MARK BOWLING: The pro-Jakarta militias whose reign of terror forced the exodus into West Timor in the first place are now officially disbanded, their weapons seized. But in the camps they've carried out further acts of violence and intimidation, and there are those among them like Vabonus Ousa, a former commander with the Besih Merah Putih, the feared militia group, who still dream of the day when they will lead these refugees back across the border. But the time is not yet right. "We want to prepare for it," he says, "but as long as there is no order in East Timor, we won't go back."

The Indonesian Government says it will close the border to refugees two months from now. It wants those in the camps to decide their future and move on. But with the deadly militias involved, many are not prepared to return to East Timor. The militias have stepped up a propaganda campaign to scare the refugees. There are stories of human rights atrocities committed by Australian Interfet troops. Meanwhile in the camps, militia men harass aid workers, and shortly after the delivery of food and supplies, they move in to control distribution.
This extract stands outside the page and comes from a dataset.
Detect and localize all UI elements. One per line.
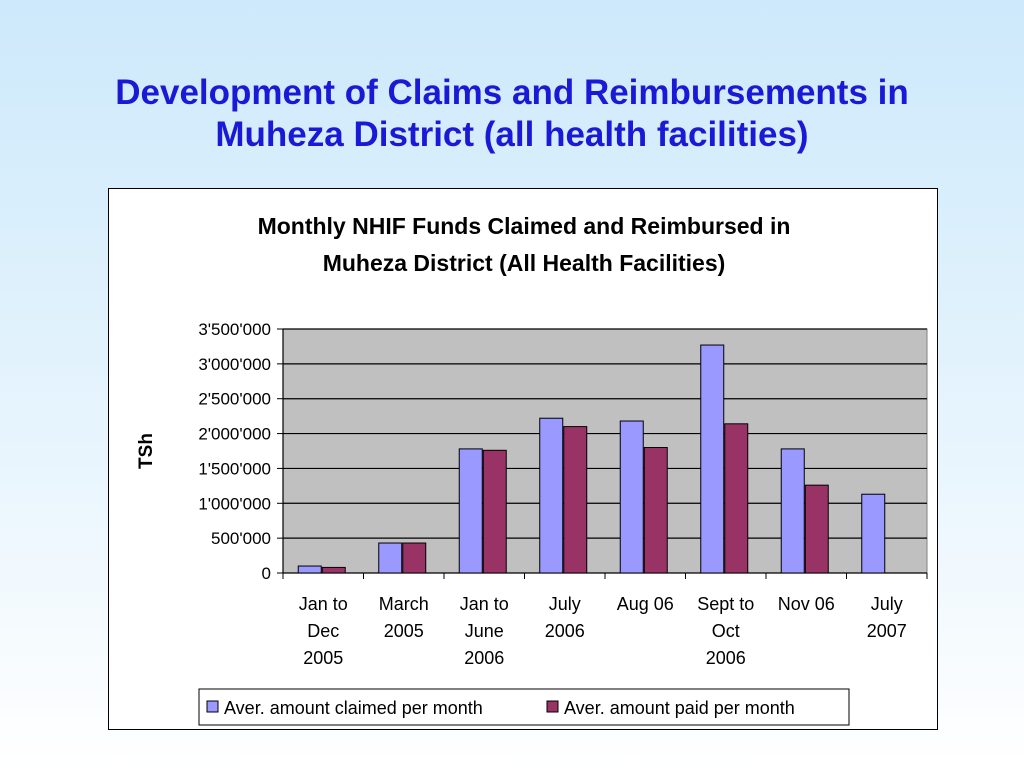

International aid workers have been attacked, and according to Craig Sanders from the United Nations High Commissioner for Refugees, conditions are getting more dangerous.

CRAIG SANDERS: Our staff on many occasions have been involved in incidents involving knives, guns, grenades, rocks, physical assault and verbal threats. Our staff have really been out there on the ragged edge of this operation, and they've found themselves on many occasions standing between people who on the one side were threatening them, were telling them to get out of the camps, and on the other side people begging to take them out of these places.

MARK BOWLING: Despite the worsening security situation, international aid workers don't want to leave. They don't want to abandon essential food and health programs, and they're aware that to pull out now could result in a sharp escalation of the crisis.

This is Mark Bowling in Atambua, West Timor, for The World Today.